They believe they have more knowledge of how to execute in the mobile space
than amazon or other outside incumbents and so they think they can move faster
and better by shutting off the power alley's of the incumbents (web) by
driving the warzone to mobile.

It's a strategy... and just a hypothesis as to some of their thinking... but
maybe? :-)

------
npalli
There was a very good blog post about why shutting down the website makes a
lot of sense in India (and many parts of the world).

[http://www.eugenewei.com/blog/2015/4/6/tech-
miscellany](http://www.eugenewei.com/blog/2015/4/6/tech-miscellany)

------
sosuke
I imagine they will still have a website, just not one that has the
functionality. It makes perfect sense, if a particular interface is only
driving single digit usage you drop it. No need to waste dollars updating
something no one uses.

------
heroic
To be precise, 85-90% of their customers are now coming through mobile app.
Going forward, it doesn't make sense for them to support so many platforms.
People using their website are now a minority. Keeping the website operational
is just too much effort in the long run for them.

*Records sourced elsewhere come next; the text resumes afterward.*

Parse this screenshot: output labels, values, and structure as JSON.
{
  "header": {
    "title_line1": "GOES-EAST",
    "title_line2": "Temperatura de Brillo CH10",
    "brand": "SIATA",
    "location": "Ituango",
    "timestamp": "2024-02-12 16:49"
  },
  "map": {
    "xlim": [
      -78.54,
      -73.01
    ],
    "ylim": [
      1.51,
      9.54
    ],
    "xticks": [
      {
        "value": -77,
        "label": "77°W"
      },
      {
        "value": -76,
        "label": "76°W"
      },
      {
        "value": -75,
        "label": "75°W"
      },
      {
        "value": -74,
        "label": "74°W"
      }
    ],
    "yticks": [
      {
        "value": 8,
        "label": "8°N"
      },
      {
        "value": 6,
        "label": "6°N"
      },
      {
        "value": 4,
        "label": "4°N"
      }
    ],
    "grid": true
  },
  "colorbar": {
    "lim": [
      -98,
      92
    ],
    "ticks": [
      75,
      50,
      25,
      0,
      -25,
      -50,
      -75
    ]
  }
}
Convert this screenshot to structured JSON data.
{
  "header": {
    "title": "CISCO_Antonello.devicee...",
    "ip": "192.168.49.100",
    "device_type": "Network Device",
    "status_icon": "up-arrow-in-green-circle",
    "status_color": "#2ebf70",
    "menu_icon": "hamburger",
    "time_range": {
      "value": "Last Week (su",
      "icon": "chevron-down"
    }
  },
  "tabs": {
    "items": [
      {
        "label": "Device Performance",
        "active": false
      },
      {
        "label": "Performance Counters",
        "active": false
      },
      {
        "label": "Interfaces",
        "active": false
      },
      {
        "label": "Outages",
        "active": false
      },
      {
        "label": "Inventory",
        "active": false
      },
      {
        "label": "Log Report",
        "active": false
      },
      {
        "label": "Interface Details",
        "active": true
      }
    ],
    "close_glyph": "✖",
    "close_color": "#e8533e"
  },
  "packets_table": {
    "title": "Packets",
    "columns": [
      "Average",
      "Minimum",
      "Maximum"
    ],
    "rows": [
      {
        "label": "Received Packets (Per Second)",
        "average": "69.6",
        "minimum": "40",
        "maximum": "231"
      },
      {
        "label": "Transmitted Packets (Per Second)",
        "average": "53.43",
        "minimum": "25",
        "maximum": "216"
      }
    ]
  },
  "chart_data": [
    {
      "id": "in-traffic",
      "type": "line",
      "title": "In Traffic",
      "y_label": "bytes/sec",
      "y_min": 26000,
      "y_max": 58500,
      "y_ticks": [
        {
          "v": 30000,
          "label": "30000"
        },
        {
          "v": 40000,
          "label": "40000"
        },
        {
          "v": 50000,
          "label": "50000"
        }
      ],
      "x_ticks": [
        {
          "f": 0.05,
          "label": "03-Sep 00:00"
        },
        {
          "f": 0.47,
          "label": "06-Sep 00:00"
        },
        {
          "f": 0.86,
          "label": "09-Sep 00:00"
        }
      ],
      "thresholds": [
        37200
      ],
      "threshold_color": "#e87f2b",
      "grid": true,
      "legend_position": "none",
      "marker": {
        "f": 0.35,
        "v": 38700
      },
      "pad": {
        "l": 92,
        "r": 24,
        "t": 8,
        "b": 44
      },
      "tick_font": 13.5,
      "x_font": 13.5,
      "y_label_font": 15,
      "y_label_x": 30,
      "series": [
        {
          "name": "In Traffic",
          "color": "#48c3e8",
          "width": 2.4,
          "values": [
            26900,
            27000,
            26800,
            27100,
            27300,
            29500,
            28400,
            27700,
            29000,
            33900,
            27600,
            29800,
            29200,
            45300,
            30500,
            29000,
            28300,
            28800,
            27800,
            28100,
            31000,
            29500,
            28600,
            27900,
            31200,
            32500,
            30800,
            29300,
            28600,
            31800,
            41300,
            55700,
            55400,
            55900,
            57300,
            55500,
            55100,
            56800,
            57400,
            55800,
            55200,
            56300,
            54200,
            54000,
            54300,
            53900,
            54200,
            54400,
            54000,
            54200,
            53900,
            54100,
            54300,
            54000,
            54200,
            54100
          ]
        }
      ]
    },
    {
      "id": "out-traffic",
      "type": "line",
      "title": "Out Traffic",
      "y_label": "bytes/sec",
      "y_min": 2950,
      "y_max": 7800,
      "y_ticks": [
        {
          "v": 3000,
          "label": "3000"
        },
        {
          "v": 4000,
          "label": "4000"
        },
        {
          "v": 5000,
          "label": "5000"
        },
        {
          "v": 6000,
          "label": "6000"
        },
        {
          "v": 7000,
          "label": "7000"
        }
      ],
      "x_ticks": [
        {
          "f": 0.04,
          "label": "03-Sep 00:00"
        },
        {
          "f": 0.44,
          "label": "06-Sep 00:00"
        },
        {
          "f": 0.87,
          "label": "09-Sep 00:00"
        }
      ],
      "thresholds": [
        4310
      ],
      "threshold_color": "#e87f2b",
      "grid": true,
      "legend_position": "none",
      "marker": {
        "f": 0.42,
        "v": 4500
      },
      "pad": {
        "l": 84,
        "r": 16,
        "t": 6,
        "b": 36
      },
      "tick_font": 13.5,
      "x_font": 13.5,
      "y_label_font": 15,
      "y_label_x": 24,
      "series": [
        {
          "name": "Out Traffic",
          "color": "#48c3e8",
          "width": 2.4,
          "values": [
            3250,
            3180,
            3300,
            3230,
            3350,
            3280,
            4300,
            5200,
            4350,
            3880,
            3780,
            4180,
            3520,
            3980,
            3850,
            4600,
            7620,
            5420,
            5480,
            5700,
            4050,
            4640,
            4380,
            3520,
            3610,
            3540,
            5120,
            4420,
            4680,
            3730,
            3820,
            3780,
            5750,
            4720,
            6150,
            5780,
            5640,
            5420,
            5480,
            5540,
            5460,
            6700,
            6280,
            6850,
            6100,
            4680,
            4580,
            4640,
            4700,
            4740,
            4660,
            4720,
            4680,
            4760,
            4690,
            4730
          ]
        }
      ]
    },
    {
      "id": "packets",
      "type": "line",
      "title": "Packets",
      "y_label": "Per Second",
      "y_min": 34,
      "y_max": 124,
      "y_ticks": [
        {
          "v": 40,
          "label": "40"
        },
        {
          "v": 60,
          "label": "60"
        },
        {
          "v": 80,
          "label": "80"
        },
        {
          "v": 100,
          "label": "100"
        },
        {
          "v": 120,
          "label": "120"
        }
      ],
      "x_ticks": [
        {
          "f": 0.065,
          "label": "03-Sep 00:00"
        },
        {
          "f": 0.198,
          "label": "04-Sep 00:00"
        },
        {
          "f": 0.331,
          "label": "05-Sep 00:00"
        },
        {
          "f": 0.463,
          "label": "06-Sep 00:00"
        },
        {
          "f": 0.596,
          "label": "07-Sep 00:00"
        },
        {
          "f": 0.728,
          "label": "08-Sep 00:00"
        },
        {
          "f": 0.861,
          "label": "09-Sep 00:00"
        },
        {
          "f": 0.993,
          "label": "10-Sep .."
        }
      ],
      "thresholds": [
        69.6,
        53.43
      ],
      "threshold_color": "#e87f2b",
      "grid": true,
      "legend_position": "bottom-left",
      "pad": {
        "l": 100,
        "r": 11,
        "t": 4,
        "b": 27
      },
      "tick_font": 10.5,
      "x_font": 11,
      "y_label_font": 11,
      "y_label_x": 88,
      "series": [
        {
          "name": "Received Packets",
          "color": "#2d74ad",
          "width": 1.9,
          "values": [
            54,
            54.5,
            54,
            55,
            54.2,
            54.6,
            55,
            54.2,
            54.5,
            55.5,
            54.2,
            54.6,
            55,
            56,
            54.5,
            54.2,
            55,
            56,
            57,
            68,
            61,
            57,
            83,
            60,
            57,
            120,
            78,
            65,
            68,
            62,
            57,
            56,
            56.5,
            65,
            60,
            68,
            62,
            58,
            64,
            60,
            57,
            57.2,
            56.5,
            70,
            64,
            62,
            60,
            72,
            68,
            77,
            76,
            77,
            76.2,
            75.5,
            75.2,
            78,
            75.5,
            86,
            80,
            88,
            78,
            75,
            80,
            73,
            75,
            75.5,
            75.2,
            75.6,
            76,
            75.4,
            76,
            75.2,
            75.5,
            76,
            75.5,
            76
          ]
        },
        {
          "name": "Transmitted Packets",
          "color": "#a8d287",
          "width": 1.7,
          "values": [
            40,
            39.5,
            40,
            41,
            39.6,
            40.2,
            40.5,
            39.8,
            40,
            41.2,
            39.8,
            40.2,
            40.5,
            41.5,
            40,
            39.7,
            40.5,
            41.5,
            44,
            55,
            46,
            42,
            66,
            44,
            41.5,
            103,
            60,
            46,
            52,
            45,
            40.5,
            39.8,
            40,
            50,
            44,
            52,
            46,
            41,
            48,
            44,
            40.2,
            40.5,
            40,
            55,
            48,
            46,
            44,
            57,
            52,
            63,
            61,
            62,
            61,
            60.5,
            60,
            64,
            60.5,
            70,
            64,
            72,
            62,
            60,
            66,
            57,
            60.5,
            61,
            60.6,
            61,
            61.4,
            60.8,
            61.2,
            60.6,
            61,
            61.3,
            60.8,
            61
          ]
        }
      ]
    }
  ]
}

You can compare this with, how many developers worry about Blackberry when
they launch? Hardly any! The reasoning is simple: it's a platform whose usage
is sinking(was?).

------
rathish_g
Note: They are not closing the flipkart online portal, but they are closing
the myntra website which they acquired an year ago. And in the press release
they must have mentioned that they are moving completely to mobile version.

They bought myntra because of tough competition and have to close it anyway.
They are doing an experiment by keeping the mobile version.

Slow death for Myntra! PR for Flipkart mobile app!

------
thewhitetulip
I think they are making a mistake, there is a reason why the internet was
created, and forcefully migrating all users to the mobile app is wrong, it
defeats the purpose of having a website which anyone can handle, the news
might be that flipkart is shutting down its mobile website, shutting down the
main website is like shooting yourself with a pistol :D

------
binoyxj
While they're at it, there's this new wave of services with no interface. They
believe in the mantra "The Best Interface is No Interface" eg: Operator, Magic
etc. Interesting times!

------
nutanc
I hope google penalizes such kind of behavior in their search results

------
zuron7
I think there is a mistake with this article. They were and already have shut
down their mobile website. There is no official statement the they are going
to shut down their website.

------
Aardwolf
Can this be ran in an emulator on a PC?

------
M8
As an upside they get a real choice of programming languages (unlike "Open"
Web).

------
enupten
ಗೂಬೆಗಳು!